The editorial speculated that the people of the VI currently want the UK to remain a watchdog in the absence of comprehensive governance reform on matters such as freedom of information legislation, a public register of legislators’ interests, a ministerial code of conduct, whistle-blower legislation, and an ethics law.

The preceding is a tall order and will be a challenge to achieve if recent history is any indication. A better option may be to work to enhance the powers and rights of natives inhabiting overseas territories instead.

 

‘Enhancing’ rights

That means beginning with what exists and moving ahead with enhancing the rights and powers of belongers and OT citizens within the existing structures and framework.

In the Caribbean, there are three types of jurisdiction which decide Caribbean citizens’ rights, obligations and powers.

First, there are the fully independent countries that govern their own internal and external affairs, such as Trinidad and Tobago, St. Kitts and Nevis, and Antigua and Barbuda.

Second, there are the territories of the United States and European countries that offer their citizens equal rights with mainland citizens, such as Guadeloupe, Aruba, Curacao, and St. Martin. Citizens of Puerto Rico and the US Virgin Islands, too, are full US citizens, but they lack voting rights on the US mainland. When they reside on the mainland, however, they receive full voting rights as US citizens

Third are the overseas territories of the UK. These are islands that have been granted a great degree of autonomy and self-rule. However, for all intents and purposes they remain colonies of the UK, and their citizens are colonials. Their freedoms depend upon the goodwill of the “mother country.”

 

Fewer rights

Colonials have fewer rights than mainland citizens in terms of constitutionality. A UK citizen proper has greater constitutional rights than a UK overseas territory citizen.

Nevertheless, one cannot tell the difference unless some matter surfaces in terms of a question of constitutionality. This will usually happen on questions of migration or citizenship.

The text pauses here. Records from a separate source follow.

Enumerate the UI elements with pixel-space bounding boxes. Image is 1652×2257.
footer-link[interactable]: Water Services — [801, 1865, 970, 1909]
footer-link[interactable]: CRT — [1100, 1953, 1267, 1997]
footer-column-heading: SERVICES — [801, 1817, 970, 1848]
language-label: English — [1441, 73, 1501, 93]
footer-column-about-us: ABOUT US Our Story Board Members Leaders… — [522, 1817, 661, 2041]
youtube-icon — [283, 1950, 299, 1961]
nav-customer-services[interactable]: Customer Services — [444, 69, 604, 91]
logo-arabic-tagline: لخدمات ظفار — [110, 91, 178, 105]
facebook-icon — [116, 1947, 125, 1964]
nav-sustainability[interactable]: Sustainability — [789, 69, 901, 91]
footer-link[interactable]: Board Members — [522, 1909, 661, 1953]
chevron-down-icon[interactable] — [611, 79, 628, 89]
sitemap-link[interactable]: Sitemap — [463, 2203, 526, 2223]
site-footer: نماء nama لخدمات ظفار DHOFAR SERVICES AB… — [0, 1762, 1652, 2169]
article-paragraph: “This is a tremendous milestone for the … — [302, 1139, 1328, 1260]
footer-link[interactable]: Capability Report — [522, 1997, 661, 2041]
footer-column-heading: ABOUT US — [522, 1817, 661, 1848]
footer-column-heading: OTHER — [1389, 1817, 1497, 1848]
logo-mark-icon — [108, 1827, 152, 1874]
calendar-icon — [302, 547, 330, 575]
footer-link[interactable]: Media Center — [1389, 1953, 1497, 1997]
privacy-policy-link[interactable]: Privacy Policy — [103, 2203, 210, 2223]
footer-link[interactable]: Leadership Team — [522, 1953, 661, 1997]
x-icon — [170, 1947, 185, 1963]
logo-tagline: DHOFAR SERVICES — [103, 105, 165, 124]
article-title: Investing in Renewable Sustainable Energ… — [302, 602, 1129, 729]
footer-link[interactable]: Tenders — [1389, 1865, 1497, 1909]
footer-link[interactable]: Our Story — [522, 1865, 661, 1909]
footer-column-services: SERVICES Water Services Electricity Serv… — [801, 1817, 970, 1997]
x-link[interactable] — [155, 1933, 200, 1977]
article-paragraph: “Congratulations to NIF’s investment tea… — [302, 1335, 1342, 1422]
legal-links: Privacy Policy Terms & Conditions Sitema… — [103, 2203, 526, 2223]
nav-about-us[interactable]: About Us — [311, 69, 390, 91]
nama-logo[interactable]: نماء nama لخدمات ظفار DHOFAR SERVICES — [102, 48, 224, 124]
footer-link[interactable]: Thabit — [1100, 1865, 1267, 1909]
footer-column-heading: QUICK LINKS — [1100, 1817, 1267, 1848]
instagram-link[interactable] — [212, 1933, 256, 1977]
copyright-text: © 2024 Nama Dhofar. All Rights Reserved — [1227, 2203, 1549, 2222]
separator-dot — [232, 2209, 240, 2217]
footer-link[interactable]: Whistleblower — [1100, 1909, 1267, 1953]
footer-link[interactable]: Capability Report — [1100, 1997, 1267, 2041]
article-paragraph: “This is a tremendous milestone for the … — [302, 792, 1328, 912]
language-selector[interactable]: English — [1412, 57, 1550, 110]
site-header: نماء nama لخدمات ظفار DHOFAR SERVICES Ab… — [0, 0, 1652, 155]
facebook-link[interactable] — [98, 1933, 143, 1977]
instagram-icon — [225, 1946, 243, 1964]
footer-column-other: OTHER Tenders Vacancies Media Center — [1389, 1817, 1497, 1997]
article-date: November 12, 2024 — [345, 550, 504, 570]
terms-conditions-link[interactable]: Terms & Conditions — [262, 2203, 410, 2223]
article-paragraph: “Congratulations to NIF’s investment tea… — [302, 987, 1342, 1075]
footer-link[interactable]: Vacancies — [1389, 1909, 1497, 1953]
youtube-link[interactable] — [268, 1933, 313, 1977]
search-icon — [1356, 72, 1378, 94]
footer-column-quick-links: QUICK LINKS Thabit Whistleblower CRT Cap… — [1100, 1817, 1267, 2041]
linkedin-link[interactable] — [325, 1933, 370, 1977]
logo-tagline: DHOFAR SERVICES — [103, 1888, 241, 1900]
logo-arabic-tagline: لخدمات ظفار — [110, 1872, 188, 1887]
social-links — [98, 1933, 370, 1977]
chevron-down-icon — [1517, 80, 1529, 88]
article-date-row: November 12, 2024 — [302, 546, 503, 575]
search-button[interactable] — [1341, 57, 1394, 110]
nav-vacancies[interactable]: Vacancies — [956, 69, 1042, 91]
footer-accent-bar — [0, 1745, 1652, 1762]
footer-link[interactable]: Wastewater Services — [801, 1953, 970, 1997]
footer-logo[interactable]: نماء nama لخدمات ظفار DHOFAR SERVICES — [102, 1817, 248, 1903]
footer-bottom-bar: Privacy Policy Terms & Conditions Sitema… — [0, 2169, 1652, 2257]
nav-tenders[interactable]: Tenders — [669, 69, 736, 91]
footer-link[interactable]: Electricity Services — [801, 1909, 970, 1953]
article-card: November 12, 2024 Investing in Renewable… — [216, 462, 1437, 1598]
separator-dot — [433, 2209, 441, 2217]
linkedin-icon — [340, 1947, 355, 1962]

The argument against tinkering with greater autonomy is that it is better to pull overseas territories into one of the two upper rungs of the three-rung ladder: full independence or equality with the mainland UK.

Any other arrangement will be playing around the periphery of what are the true and essential issues: independence for overseas territories or full equality with the mainland ruling power.

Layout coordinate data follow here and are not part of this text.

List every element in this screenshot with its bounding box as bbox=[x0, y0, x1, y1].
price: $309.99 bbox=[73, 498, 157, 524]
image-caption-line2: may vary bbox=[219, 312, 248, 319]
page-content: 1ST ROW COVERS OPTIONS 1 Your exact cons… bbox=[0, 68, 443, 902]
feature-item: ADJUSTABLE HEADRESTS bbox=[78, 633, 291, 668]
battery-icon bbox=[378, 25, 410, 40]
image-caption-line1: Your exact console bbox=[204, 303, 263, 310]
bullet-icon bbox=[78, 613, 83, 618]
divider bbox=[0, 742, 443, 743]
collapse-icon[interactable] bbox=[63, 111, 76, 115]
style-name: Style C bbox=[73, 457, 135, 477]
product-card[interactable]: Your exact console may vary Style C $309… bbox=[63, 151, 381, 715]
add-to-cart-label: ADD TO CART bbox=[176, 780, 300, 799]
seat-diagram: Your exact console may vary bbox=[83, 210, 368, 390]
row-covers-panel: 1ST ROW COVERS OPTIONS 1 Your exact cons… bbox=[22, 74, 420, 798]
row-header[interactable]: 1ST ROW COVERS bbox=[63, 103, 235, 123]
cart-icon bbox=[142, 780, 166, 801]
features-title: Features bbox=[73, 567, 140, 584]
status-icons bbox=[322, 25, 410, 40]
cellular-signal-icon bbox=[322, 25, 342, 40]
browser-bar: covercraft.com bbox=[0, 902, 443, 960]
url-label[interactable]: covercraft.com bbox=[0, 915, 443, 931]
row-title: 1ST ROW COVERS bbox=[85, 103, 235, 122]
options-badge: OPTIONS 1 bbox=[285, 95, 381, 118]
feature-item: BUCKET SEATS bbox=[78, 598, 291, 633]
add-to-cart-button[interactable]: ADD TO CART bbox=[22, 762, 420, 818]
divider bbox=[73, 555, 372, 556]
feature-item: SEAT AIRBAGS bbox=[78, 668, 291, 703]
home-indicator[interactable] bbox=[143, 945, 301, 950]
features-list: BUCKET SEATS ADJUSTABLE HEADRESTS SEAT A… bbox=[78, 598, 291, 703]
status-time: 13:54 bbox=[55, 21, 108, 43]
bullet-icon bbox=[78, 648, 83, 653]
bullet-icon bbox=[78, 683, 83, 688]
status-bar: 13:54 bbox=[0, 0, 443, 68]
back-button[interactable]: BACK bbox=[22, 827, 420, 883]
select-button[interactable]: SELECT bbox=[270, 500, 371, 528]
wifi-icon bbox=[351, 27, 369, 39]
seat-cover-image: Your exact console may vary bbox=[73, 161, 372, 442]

It has to be either full independence or equality under a new arrangement where the differentiation between overseas territory citizen and UK citizen disappears, and all become full UK citizens with all the rights and privileges pertaining. That may mean premiers sitting in the UK parliament and voting as full members of that body.

 

‘Super premier’

The problem with the preceding arrangement is that the UK will want reciprocity, and that may be too hard a pill to swallow to allow UK citizens from the mainland free entry into the overseas territories to live and work.

In any event, as this writer has often stated, all of the overseas territories are going to have to come together as one to decide these matters. Why? Because they share a similar social, political and historical DNA, and will better get the ear of the UK as one social, political and economic bloc.

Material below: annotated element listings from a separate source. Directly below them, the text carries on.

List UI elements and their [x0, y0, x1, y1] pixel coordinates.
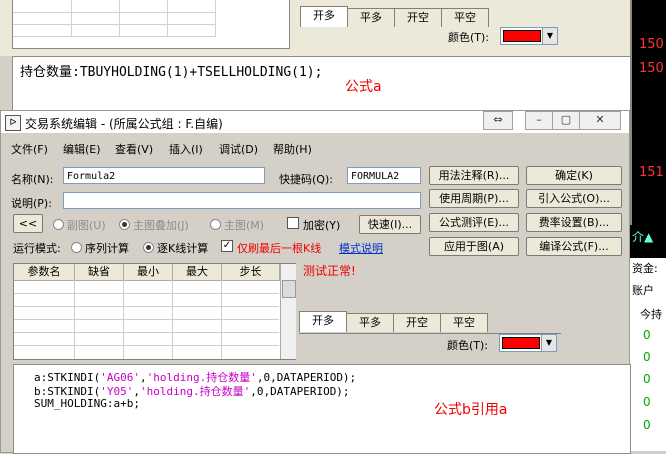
resize-icon[interactable]: ⇔ — [483, 111, 513, 130]
menu-file[interactable]: 文件(F) — [11, 141, 48, 157]
account-label: 账户 — [632, 284, 654, 297]
param-header-min: 最小 — [124, 264, 173, 281]
background-tab-bar: 开多 平多 开空 平空 — [300, 6, 490, 28]
code-line-sum: SUM_HOLDING:a+b; — [34, 397, 140, 410]
radio-series-calc-label: 序列计算 — [85, 242, 129, 255]
close-button[interactable]: ✕ — [579, 111, 621, 130]
name-field[interactable]: Formula2 — [63, 167, 265, 184]
bg-color-select[interactable]: ▼ — [500, 27, 558, 45]
color-select[interactable]: ▼ — [499, 334, 557, 352]
ok-button[interactable]: 确定(K) — [526, 166, 622, 185]
holding-value: 0 — [643, 350, 651, 364]
market-value: 150 — [639, 61, 664, 76]
apply-to-chart-button[interactable]: 应用于图(A) — [429, 237, 519, 256]
chevron-down-icon[interactable]: ▼ — [541, 335, 556, 351]
param-header-default: 缺省 — [75, 264, 124, 281]
app-icon: ᐅ — [5, 115, 21, 131]
bg-color-label: 颜色(T): — [448, 31, 490, 44]
menu-insert[interactable]: 插入(I) — [169, 141, 203, 157]
table-row[interactable] — [14, 281, 279, 294]
holding-value: 0 — [643, 372, 651, 386]
radio-per-bar-calc-label: 逐K线计算 — [157, 242, 209, 255]
dialog-title: 交易系统编辑 - (所属公式组 : F.自编) — [25, 117, 223, 131]
shortcode-field[interactable]: FORMULA2 — [347, 167, 421, 184]
radio-main-overlay[interactable] — [119, 219, 130, 230]
formula-test-button[interactable]: 公式测评(E)... — [429, 213, 519, 232]
param-header-step: 步长 — [222, 264, 280, 281]
import-formula-button[interactable]: 引入公式(O)... — [526, 189, 622, 208]
funds-label: 资金: — [632, 262, 658, 275]
formula-code-editor[interactable]: a:STKINDI('AG06','holding.持仓数量',0,DATAPE… — [13, 364, 631, 454]
bg-tab-pingkong[interactable]: 平空 — [441, 8, 489, 27]
market-arrows: 介▲ — [630, 228, 666, 244]
last-bar-checkbox[interactable]: ✓ — [221, 240, 233, 252]
last-bar-label: 仅刷最后一根K线 — [237, 242, 322, 255]
compile-formula-button[interactable]: 编译公式(F)... — [526, 237, 622, 256]
signal-tab-bar: 开多 平多 开空 平空 — [299, 311, 489, 333]
radio-mainchart-label: 主图(M) — [224, 219, 265, 232]
parameter-table[interactable]: 参数名 缺省 最小 最大 步长 — [13, 263, 296, 360]
encrypt-checkbox[interactable] — [287, 217, 299, 229]
radio-mainchart[interactable] — [210, 219, 221, 230]
note-formula-b: 公式b引用a — [434, 402, 508, 418]
table-row[interactable] — [14, 320, 279, 333]
encrypt-label: 加密(Y) — [303, 219, 341, 232]
tab-pingkong[interactable]: 平空 — [440, 313, 488, 332]
holding-value: 0 — [643, 395, 651, 409]
menu-view[interactable]: 查看(V) — [115, 141, 153, 157]
period-button[interactable]: 使用周期(P)... — [429, 189, 519, 208]
holding-value: 0 — [643, 418, 651, 432]
chevron-down-icon[interactable]: ▼ — [542, 28, 557, 44]
radio-per-bar-calc[interactable] — [143, 242, 154, 253]
param-header-name: 参数名 — [14, 264, 75, 281]
radio-series-calc[interactable] — [71, 242, 82, 253]
description-label: 说明(P): — [11, 197, 52, 210]
bg-tab-kaikong[interactable]: 开空 — [394, 8, 442, 27]
fee-settings-button[interactable]: 费率设置(B)... — [526, 213, 622, 232]
color-label: 颜色(T): — [447, 339, 489, 352]
param-header-max: 最大 — [173, 264, 222, 281]
shortcode-label: 快捷码(Q): — [279, 173, 333, 186]
market-value: 150 — [639, 37, 664, 52]
background-formula-text: 持仓数量:TBUYHOLDING(1)+TSELLHOLDING(1); — [20, 65, 323, 80]
test-status: 测试正常! — [303, 264, 356, 278]
description-field[interactable] — [63, 192, 421, 209]
radio-subchart[interactable] — [53, 219, 64, 230]
background-param-grid — [12, 0, 290, 49]
bg-color-swatch — [503, 30, 541, 42]
table-row[interactable] — [14, 307, 279, 320]
bg-tab-kaiduo[interactable]: 开多 — [300, 6, 348, 27]
minimize-button[interactable]: – — [525, 111, 553, 130]
menu-bar: 文件(F) 编辑(E) 查看(V) 插入(I) 调试(D) 帮助(H) — [1, 138, 629, 156]
name-label: 名称(N): — [11, 173, 54, 186]
today-holding-header: 今持 — [640, 308, 662, 321]
menu-debug[interactable]: 调试(D) — [219, 141, 258, 157]
account-panel: 资金: 账户 今持 0 0 0 0 0 — [630, 258, 666, 451]
market-divider — [630, 0, 632, 225]
color-swatch — [502, 337, 540, 349]
table-row[interactable] — [14, 294, 279, 307]
tab-kaikong[interactable]: 开空 — [393, 313, 441, 332]
run-mode-label: 运行模式: — [13, 242, 61, 255]
radio-main-overlay-label: 主图叠加(J) — [133, 219, 189, 232]
quick-button[interactable]: 快速(I)... — [359, 215, 421, 234]
tab-pingduo[interactable]: 平多 — [346, 313, 394, 332]
scrollbar-thumb[interactable] — [282, 280, 296, 298]
radio-subchart-label: 副图(U) — [67, 219, 106, 232]
trading-system-editor-dialog: ᐅ 交易系统编辑 - (所属公式组 : F.自编) ⇔ – ▢ ✕ 文件(F) … — [0, 110, 631, 454]
menu-help[interactable]: 帮助(H) — [273, 141, 312, 157]
mode-help-link[interactable]: 模式说明 — [339, 240, 383, 256]
bg-tab-pingduo[interactable]: 平多 — [347, 8, 395, 27]
note-formula-a: 公式a — [345, 79, 382, 95]
usage-notes-button[interactable]: 用法注释(R)... — [429, 166, 519, 185]
table-row[interactable] — [14, 333, 279, 346]
menu-edit[interactable]: 编辑(E) — [63, 141, 101, 157]
restore-button[interactable]: ▢ — [552, 111, 580, 130]
collapse-button[interactable]: << — [13, 214, 43, 233]
market-value: 151 — [639, 165, 664, 180]
dialog-titlebar[interactable]: ᐅ 交易系统编辑 - (所属公式组 : F.自编) ⇔ – ▢ ✕ — [1, 111, 629, 133]
holding-value: 0 — [643, 328, 651, 342]
tab-kaiduo[interactable]: 开多 — [299, 311, 347, 332]
param-scrollbar[interactable] — [280, 264, 296, 359]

A two-year rotating overseas territories president, or super premier, representing all five Caribbean overseas territories of the UK, will be given a greater hearing in Whitehall and a host of powerful groupings, such as the European Union and the United Nations, than a single leader from one of five tiny jurisdictions. It is easier to ignore one leader from a small jurisdiction than a leader who represents five overseas territories backed by his fellow premiers and legislators. That is simply how power works.